This hypothesis was supported by the results of an observational study by Testani et al., which showed that high-dose furosemide therapy worsened the prognosis of chronic heart failure patients only in those with high BUN level [22]. This suggests that there is a significant interaction between the degree of neurohormonal activation and prognostic implications of furosemide. The BUN level was significantly higher in the high-dose furosemide group in the present study; however, the interaction between prognostic impact of high-dose furosemide and BUN was not significant in our post-PS matched cohort (P = 0.226). These observations suggest that renal function itself influences the prognostic implications of furosemide independent from BUN. As patients with RD are treated with high-dose diuretics in both acute and chronic heart failure, the deleterious effects of diuretics on prognosis must be enhanced synergistically in this high-risk population.
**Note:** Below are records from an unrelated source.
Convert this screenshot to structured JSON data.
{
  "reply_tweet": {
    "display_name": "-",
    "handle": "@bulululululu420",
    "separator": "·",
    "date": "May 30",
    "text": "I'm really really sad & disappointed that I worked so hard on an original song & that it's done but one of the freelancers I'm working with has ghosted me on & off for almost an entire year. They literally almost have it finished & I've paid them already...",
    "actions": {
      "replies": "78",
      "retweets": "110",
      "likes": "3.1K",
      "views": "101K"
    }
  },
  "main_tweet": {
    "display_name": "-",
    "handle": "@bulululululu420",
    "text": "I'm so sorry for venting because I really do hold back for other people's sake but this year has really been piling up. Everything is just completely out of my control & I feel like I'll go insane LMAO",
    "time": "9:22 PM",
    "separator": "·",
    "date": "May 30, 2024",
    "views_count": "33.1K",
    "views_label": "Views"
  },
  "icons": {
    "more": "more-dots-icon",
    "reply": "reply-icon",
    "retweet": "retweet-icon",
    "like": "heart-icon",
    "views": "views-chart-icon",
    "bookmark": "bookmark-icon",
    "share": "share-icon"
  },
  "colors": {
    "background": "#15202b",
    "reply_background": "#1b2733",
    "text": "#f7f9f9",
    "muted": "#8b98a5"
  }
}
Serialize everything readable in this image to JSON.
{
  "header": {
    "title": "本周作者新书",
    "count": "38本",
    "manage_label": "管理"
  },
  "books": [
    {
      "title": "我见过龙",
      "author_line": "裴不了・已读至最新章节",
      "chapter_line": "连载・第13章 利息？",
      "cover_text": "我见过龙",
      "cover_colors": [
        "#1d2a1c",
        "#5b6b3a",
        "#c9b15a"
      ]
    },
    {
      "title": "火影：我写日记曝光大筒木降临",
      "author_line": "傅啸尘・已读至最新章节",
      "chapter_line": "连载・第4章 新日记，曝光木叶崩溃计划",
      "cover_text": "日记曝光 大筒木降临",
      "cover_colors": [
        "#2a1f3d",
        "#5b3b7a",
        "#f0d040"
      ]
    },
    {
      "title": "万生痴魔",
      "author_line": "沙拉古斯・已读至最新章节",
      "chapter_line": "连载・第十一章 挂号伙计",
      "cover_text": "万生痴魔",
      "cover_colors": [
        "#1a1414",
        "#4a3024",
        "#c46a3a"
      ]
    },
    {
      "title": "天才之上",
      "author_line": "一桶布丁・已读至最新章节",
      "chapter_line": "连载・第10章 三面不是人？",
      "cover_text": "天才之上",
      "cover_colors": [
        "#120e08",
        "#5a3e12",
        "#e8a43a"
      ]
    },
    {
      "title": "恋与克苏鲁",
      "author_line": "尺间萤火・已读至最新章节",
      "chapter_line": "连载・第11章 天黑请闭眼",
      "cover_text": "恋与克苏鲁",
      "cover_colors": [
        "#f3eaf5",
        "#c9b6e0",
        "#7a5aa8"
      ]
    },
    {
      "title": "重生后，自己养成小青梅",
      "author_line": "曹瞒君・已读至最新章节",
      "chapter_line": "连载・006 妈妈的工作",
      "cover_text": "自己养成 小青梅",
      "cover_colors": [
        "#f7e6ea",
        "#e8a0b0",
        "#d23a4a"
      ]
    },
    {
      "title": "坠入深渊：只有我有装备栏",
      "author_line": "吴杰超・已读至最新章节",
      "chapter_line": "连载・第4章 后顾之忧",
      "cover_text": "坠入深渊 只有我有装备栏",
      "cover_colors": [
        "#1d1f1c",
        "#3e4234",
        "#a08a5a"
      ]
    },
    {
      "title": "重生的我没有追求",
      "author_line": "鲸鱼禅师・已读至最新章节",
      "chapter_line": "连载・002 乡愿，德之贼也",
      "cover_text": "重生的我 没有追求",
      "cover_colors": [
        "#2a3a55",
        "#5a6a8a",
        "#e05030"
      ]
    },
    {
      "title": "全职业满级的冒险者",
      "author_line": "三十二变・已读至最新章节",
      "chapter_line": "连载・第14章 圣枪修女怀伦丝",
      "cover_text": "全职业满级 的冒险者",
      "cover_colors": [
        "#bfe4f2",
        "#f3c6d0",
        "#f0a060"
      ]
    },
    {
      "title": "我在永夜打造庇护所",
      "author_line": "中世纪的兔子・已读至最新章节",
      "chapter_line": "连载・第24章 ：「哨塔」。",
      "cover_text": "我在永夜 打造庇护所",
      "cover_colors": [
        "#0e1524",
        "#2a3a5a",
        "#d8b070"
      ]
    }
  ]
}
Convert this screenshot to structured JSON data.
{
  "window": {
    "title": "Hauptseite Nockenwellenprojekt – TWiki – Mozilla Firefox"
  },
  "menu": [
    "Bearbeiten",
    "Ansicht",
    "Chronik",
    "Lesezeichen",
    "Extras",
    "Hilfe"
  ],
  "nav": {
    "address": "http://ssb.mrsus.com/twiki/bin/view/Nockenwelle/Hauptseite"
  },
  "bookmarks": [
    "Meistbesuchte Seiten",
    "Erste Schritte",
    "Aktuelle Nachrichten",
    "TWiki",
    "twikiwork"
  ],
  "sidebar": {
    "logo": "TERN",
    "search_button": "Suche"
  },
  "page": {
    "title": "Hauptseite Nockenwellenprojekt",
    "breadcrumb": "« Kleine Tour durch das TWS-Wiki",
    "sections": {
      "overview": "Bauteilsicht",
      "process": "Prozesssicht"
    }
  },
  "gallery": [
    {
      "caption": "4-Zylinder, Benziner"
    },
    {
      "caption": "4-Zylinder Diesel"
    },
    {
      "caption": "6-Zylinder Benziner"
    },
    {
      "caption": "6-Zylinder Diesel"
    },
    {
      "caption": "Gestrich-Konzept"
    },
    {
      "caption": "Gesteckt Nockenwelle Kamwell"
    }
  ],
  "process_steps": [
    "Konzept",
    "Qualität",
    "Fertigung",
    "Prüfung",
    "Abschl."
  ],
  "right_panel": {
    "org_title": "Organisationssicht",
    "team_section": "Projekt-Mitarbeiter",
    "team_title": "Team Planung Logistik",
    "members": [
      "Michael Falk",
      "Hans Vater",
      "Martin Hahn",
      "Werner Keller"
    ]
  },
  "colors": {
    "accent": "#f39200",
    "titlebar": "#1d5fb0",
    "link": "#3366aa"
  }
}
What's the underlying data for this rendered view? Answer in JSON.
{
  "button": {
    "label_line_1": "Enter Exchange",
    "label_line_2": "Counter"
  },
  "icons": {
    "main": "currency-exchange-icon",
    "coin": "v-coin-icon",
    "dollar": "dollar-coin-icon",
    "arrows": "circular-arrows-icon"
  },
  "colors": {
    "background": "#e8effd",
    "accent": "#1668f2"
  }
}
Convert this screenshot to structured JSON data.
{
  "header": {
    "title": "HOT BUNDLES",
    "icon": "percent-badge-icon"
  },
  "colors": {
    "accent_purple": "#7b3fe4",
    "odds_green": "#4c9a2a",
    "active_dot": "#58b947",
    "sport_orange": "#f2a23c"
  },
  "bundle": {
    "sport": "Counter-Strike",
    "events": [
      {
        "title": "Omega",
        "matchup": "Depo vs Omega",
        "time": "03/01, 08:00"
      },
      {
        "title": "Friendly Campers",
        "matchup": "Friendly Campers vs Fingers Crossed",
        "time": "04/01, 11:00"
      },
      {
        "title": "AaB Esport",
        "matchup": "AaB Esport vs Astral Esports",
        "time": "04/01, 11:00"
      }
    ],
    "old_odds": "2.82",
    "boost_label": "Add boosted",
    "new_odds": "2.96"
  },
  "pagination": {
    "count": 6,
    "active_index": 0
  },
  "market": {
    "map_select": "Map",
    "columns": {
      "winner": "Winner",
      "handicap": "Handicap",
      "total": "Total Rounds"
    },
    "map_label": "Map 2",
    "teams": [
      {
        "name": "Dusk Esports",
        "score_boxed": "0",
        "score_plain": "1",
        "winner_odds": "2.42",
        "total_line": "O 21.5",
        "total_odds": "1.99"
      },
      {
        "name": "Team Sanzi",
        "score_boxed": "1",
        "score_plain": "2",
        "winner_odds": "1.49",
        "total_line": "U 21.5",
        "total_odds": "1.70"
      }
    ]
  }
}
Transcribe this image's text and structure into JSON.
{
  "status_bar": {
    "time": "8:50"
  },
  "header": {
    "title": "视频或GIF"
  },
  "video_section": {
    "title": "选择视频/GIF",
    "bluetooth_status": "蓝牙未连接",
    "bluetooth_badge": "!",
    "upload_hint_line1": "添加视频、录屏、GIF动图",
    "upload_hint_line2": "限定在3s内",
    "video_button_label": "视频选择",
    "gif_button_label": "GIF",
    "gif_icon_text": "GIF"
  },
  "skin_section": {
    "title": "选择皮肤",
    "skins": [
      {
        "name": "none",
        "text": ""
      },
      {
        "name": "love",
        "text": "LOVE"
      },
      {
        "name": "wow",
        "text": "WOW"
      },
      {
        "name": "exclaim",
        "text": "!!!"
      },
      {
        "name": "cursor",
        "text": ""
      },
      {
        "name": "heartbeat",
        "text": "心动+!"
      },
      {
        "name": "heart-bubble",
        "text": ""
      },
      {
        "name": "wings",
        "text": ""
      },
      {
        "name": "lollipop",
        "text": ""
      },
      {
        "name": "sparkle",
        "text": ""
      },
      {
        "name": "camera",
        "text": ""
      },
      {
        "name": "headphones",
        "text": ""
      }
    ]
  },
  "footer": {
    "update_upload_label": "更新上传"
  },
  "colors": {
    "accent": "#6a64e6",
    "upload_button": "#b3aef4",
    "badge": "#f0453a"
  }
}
Our study had some limitations. First, this was a retrospective study, and, therefore, the accuracy of some variables relied on the accuracy of medical records. We evaluated furosemide only with regard to the dose administered within 48 h of admission and not later, and we did not evaluate the means of administration (i.e., continuous vs. bolus). A recent study showed that continuous furosemide infusion was associated with greater increases in plasma renin activity than bolus furosemide [34], and this may have affected our results. We did not take oral diuretic administration into consideration. However, the bioavailability of furosemide can vary, and is lower when prescribed orally, so we cannot speculate on the effects of per os furosemide in each patient [35, 36]. The number of events in non-RD group was low, and lack of association between mortality and furosemide dose might have been attributed to type II error. We evaluated only all-cause in-hospital mortality as an endpoint and, therefore, could not investigate the relations between furosemide dose and either cause-specific death or long-term mortality rate. However, this made our study results more robust because no patients were lost to follow-up and the endpoint was both objective and clinically relevant. We did not have data regarding serial changes in renal function because of the retrospective nature of this study, and creatinine was not measured according to predefined regimens. In our sensitivity analysis, P value for OR interaction was not significant; however, as higher cut-off resulted in lower number of patients with high-dose furosemide group, number of events was also reduced (only 34 in-hospital death). This is clearly under powered to detect significant interaction. Moreover, we define high-dose furosemide according to the highest quartile dose in this cohort. As this definition was used in another study and not defined arbitrarily [22], we believe that using the dose corresponding to the 75th percentile (i.e. 100 mg) in our cohort as a cutoff is reasonable. We used propensity score matching to adjust for confounders to evaluate the association between amount of diuretics and mortality. However, as propensity score cannot adjust for unknown confounders, and prognostic factors of AHF are multifactorial and complex. There are still possibilities of our results and conclusions confounded by other covariates.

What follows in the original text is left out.